The objective of storm water management is mitigate impacts on properties, infrastructure,human health, and the environment.
The focus of the storm water strategy in urban areas must be on alleviating existing and preventing future problems through careful design, planning and only complementary drainage networks. Successful affordable management of storm water needs a long-term coordinated approach to integrate best practice as well as community and business involvement and education programmes.
Storm water shall be understood as a resource. Diversion of storm water has a series of advantages, including financial, over traditional approaches to storm water management, which usually gave priority to costly network constructions. “Water sensitive urban design” or “Low Impact Development” (LID) are approaches to urban planning and design which integrate management of the total water cycle into urban development. The approach also includes methods such as porous pavements, infiltration and rain harvesting systems, swale and wetlands, which shall be incorporated in development of new and upgrades of existing infrastructure.

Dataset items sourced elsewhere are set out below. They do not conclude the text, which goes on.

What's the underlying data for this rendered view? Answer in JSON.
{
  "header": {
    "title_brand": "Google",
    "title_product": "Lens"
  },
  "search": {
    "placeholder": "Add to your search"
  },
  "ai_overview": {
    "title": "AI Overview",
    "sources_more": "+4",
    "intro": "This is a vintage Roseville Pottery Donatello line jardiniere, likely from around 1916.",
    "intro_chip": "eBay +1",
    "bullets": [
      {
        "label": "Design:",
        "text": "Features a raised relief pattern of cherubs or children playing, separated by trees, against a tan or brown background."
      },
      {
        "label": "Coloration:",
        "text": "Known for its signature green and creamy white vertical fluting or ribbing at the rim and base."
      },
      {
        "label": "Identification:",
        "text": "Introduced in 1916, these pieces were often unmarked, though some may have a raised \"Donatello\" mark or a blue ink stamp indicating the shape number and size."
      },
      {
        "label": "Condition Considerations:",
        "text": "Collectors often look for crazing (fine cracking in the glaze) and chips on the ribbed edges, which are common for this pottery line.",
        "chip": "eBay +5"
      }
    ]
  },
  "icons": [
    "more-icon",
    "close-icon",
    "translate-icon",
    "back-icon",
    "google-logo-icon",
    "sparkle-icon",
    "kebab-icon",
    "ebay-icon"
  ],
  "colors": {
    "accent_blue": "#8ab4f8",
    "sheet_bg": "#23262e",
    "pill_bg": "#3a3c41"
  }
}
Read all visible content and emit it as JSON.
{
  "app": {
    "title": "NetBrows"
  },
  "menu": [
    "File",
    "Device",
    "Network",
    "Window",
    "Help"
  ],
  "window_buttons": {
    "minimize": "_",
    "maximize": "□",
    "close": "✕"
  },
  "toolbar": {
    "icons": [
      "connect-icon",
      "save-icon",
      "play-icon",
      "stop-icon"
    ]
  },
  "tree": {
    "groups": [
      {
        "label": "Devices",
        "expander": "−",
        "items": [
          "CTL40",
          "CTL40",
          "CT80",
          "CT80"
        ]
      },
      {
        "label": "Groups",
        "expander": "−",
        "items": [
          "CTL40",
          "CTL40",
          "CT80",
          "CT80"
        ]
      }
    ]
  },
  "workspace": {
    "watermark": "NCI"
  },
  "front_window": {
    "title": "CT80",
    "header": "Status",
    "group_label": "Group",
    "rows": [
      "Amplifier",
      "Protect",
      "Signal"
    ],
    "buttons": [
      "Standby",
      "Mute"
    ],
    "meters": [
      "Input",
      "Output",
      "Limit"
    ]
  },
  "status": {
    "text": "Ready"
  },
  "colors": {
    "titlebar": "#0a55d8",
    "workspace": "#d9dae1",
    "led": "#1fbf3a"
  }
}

As response, a national taskforce under the lead of the Ministry of Infrastructure shall formulate responsibilities and tasks coordinate the relevant national and district stakeholders, set the objectives and implementation methods, revise or elaborate standards and norms, and develop guidelines for urban storm water management. Additionally the taskforce shall define the terms of reference for the storm water component in urban sanitation master plans considering its correlation with wastewater and solid waste management.
The Planning, design and implementation shall include the following components:
- Risk assessment,
- Best practices for storm water design standards,
- Land use and urban planning,
- Water quality and environmental protection,
- Network capacity and maintenance, and
- Awareness and education which will help people to know that human activities have increasing pollution consequences and other environmental sensitive impacts.